Como o orador pode avaliar a receptividade da platéia?
Leda Vasconcellos - Para avaliar a receptividade da platéia é preciso estar tranqüilo o suficiente para observá-la. Existem pessoas que ficam tão nervosas durante a apresentação que não olham para a platéia e transmitem a mensagem sem nenhuma interação. Se perguntarmos para essa pessoa qual
foi a reação da platéia, elas respondem “não sei, não consegui olhar para ninguém. Falei o que tinha que falar e saí”. Quando
a platéia está receptiva manifesta alguns comportamentos,
tais como olhar e expressão facial que demonstram interesse, perguntas, risadas diante de brincadeiras e postura confortável. Se as pessoas da platéia começam a conversar, ficam olhando para o relógio, levantam-se ou ficam movimentando-se na cadeira com freqüência, pode ser sinal
de desinteresse por algum motivo, que nem sempre é gerada pelo orador, como sono, fome ou problemas de saúde. Neste caso, é preciso melhorar a expressividade da fala, deixando a voz mais modulada, movimentando-se pela sala e mudando o conteúdo da fala com a introdução de fatos bem-humorados, histórias e analogias. Esta orientação serve para qualquer situação de comunicação, em grupo ou em díades.
Como perder o medo de participar de entrevistas de emprego, de falar ao microfone ou de estar diante de uma câmera numa entrevista ou em outra situação?
Leda Vasconcellos - Não tem uma outra forma se não a de expor-se.
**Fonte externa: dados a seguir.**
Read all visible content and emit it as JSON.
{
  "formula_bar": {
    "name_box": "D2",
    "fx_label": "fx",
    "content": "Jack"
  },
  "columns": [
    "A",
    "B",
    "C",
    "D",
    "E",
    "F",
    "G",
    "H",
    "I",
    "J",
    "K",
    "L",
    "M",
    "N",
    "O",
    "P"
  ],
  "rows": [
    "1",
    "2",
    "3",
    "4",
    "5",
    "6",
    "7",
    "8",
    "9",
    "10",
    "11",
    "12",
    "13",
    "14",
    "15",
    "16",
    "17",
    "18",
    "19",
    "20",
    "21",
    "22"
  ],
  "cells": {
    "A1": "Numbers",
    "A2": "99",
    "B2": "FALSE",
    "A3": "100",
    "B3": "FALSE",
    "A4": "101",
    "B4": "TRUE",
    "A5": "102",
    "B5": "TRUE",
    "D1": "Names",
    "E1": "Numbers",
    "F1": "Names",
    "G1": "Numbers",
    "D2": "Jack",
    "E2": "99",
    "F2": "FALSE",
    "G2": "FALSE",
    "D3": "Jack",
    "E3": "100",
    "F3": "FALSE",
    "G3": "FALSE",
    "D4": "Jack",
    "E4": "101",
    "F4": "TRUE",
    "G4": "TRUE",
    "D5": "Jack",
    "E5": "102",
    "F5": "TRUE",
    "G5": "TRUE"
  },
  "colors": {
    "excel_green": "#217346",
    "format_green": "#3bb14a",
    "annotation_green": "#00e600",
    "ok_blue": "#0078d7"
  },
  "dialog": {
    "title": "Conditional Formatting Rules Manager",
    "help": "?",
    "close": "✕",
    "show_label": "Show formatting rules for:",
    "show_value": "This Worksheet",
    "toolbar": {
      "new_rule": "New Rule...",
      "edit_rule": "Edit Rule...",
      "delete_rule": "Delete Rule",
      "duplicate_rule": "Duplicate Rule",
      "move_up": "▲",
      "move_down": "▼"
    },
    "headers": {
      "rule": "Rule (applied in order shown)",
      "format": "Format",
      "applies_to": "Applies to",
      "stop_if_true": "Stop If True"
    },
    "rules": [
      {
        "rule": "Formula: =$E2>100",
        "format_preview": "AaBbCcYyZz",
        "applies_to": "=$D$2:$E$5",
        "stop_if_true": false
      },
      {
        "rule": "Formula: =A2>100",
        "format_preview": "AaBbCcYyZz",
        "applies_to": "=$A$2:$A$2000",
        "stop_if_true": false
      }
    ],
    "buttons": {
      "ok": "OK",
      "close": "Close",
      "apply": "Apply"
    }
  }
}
Não devemos nos furtar dessas situações. Devemos diminuir o grau de exigência de perfeição e relaxar para mostrar quem você realmente é. Ensaios e simulações com amigos
(não perfeccionistas) ou com ajuda profissional especializada são de grande importância. Mas a dica é: seja você mesmo.
Dicas de leitura
- “Timidez”, de Bernardo J. Carducci, da Editora Alegro
- “A arte da conversa e do convívio”, de Maria Tereza Maldonado e Alan Garner, da Editora Saraiva;
- “Seja Assertivo”, de Vera Martins, da Editora Alegro.
Existem também vários livros na área de oratória. Antes de comprar, é bom observar quem é o autor, sua formação e sua experiência na área, além de verificar se os itens do sumário são interessantes.